I sindacati si dicono contrari al piano industriale TIM presentato nei giorni scorsi al Cda aziendale dall’amministratore delegato Pietro Labriola. Per questo motivo, le varie associazioni annunciano l’intenzione di voler fare opposizione affinché si opti per un ripensamento.
Il nuovo piano industriale TIM 2022-2024 prevede la divisione del Gruppo in due entità separate. Da un lato ci sarà una ServCo, società dei servizi cui faranno capo i servizi digitali, i servizi di telefonia mobile e tutte le attività del ramo consumer per privati e piccole e medie imprese, mentre d’altro ci sarà una NetCo in cui confluiranno la rete fissa e le attività all’ingrosso (wholesale) sia nazionali che internazionali tramite Sparkle.
Il futuro assetto porrà quindi fine all’integrazione verticale di TIM che storicamente la vede impegnata sia come fornitore di servizi che come operatore infrastrutturato di rete fissa in qualità di ex-monopolista. Si verificherà quindi il tanto discusso scorporo della rete.
Per i sindacati si tratta di una scelta da loro stessi definita “uno scempio”, tanto da annunciare forte contrarietà e conseguente linea dura. Le sigle SLC Cgil, Fistel Cisl e Uilcom Uil temono che si verifichi un copione già visto in passato per altre aziende italiane, ovvero che si vada incontro ad una privatizzazione degli utili, con vantaggi per l’azionista di riferimento Vivendi, e alla socializzazione delle perdite.

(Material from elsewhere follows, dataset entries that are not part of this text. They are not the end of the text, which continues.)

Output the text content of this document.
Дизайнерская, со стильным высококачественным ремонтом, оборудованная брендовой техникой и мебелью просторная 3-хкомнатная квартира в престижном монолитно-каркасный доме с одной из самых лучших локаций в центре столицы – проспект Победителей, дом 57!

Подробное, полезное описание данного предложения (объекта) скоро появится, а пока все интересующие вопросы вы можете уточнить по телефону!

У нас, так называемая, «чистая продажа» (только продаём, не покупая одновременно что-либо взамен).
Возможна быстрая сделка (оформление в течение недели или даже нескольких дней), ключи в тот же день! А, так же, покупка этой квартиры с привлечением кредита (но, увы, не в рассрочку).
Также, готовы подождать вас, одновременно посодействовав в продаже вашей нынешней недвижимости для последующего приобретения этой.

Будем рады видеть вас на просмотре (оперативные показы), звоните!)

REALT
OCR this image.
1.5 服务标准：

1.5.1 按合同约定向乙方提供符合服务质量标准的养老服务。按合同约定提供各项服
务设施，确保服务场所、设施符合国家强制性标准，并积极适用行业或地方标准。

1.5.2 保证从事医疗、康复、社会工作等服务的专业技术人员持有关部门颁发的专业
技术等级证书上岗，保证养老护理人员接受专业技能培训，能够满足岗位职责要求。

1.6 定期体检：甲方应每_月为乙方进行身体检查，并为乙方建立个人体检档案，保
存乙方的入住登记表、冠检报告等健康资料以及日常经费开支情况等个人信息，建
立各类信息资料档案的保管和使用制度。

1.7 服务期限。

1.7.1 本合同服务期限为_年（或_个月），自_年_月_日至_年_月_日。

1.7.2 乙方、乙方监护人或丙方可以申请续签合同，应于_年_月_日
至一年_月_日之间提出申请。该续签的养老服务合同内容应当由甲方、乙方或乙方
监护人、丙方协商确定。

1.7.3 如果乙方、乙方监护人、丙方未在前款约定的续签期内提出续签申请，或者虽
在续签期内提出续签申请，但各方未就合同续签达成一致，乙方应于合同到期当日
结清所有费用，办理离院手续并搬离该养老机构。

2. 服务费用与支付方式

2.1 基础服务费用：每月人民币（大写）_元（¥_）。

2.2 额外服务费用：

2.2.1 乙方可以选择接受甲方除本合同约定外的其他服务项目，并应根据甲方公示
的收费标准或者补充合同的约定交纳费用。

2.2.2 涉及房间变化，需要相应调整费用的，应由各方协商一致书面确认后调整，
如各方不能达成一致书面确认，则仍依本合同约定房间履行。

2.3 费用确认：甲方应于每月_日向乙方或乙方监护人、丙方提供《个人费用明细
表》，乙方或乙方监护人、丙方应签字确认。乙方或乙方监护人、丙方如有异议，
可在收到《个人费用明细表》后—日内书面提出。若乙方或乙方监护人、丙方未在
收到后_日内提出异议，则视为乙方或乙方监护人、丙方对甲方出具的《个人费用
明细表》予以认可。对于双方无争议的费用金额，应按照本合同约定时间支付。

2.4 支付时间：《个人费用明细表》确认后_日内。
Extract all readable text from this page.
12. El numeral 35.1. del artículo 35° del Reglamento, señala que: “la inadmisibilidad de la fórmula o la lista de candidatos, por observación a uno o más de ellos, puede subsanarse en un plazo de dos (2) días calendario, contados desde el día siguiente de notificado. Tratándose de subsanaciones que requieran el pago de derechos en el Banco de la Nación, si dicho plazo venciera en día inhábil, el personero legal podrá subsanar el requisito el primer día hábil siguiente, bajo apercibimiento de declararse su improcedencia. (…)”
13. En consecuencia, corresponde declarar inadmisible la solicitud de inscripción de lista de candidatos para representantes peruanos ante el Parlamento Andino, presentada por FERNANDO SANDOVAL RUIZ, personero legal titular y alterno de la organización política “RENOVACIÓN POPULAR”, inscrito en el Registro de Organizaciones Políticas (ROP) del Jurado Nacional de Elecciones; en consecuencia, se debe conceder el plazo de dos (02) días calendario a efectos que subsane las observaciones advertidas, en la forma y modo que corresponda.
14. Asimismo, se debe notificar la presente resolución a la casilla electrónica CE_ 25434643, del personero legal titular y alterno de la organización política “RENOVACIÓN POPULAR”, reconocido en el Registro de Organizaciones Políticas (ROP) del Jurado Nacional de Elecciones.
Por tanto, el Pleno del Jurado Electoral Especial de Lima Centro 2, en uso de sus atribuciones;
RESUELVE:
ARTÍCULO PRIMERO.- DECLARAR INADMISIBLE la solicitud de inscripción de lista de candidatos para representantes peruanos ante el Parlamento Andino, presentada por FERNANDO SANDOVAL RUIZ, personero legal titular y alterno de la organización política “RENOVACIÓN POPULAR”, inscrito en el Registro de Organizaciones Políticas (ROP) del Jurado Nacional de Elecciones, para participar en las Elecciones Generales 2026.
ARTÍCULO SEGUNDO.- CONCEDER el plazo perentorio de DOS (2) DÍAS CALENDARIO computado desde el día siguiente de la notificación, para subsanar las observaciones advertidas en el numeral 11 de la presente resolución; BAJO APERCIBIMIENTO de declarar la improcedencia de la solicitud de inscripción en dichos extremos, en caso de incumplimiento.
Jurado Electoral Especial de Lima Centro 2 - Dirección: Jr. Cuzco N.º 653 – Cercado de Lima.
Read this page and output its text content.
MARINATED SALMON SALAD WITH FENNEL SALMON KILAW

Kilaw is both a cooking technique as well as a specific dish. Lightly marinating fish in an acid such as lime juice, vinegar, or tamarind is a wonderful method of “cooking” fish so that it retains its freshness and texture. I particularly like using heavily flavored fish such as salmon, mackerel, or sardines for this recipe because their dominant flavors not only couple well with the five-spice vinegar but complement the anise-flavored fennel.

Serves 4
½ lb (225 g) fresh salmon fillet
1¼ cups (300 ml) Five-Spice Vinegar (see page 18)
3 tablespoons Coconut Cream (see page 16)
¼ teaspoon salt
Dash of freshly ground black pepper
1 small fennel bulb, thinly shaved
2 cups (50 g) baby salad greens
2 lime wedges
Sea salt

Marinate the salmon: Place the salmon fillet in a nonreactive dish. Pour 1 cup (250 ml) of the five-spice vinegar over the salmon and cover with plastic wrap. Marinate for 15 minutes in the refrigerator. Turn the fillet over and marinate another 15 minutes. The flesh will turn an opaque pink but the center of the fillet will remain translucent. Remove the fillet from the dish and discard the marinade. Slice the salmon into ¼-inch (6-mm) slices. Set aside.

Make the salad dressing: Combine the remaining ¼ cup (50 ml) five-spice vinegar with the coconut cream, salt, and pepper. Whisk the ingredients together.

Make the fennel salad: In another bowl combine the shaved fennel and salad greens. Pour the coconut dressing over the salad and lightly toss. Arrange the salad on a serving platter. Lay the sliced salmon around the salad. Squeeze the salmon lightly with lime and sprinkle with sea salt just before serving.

La posizione dei sindacati è stata riassunta in una nota congiunta che recita testualmente:
Con la presentazione del Piano Industriale di TIM di ieri sera finalmente il quadro è svelato. Con la nascita della società dei servizi e con la società della rete finisce definitivamente la storia dell’ex monopolista per come l’abbiamo conosciuta.
Nel disegno tracciato dall’AD si profila una storia già vista in questo Paese: si privatizzano gli utili e si socializzano le perdite. Nascerà una società della rete privata di qualsiasi “intelligenza” e di futuro.
Alla società dei servizi andranno 28 milioni di clienti, la società dei data center e del cloud nazionale, la cyber sicurezza, l’internet delle cose, il mobile ed il Brasile. Alla società della rete resterà l’onere di investimenti ingentissimi, una struttura che finirà per diventare più una grande realtà di manutenzione che una società moderna e di sistema.
In questo disegno si capisce bene la convenienza dell’investitore francese, si stenta a capire il vantaggio che pensano di trarne il Paese e la Politica.
Alla fine di questo capolavoro si metteranno le mani in tasca ai lavoratori ed ai cittadini per garantire un ritorno di profitto a Vivendi.
Tutto questo lo sta avallando il Governo dei migliori ed i suoi consiglieri corifei del liberismo a spese della collettività.
Il mondo del lavoro non ci sta e si batterà con tutte le sue forze affinché questo scempio non passi impunito.
I lavoratori hanno già ampiamente contribuito al rilancio del Gruppo TIM che due anni fa era stato individuato e sostenuto anche dai loro sacrifici. Per la demolizione dell’Azienda che si profila con questo piano di impresa nessuno si illuda di poter chiedere loro ulteriori sacrifici.
Il nuovo piano industriale, per i sindacati, chiede ancora una volta dei sacrifici ai dipendenti TIM e non porta alcun vantaggio al Paese. Si ritiene anzi che il futuro assetto possa essere potenzialmente dannoso per la società della rete, la divisione che nascerebbe con l’obiettivo di creare una rete unica tramite fusione con Open Fiber e l’incorporamento dei suoi asset in un’unica infrastruttura.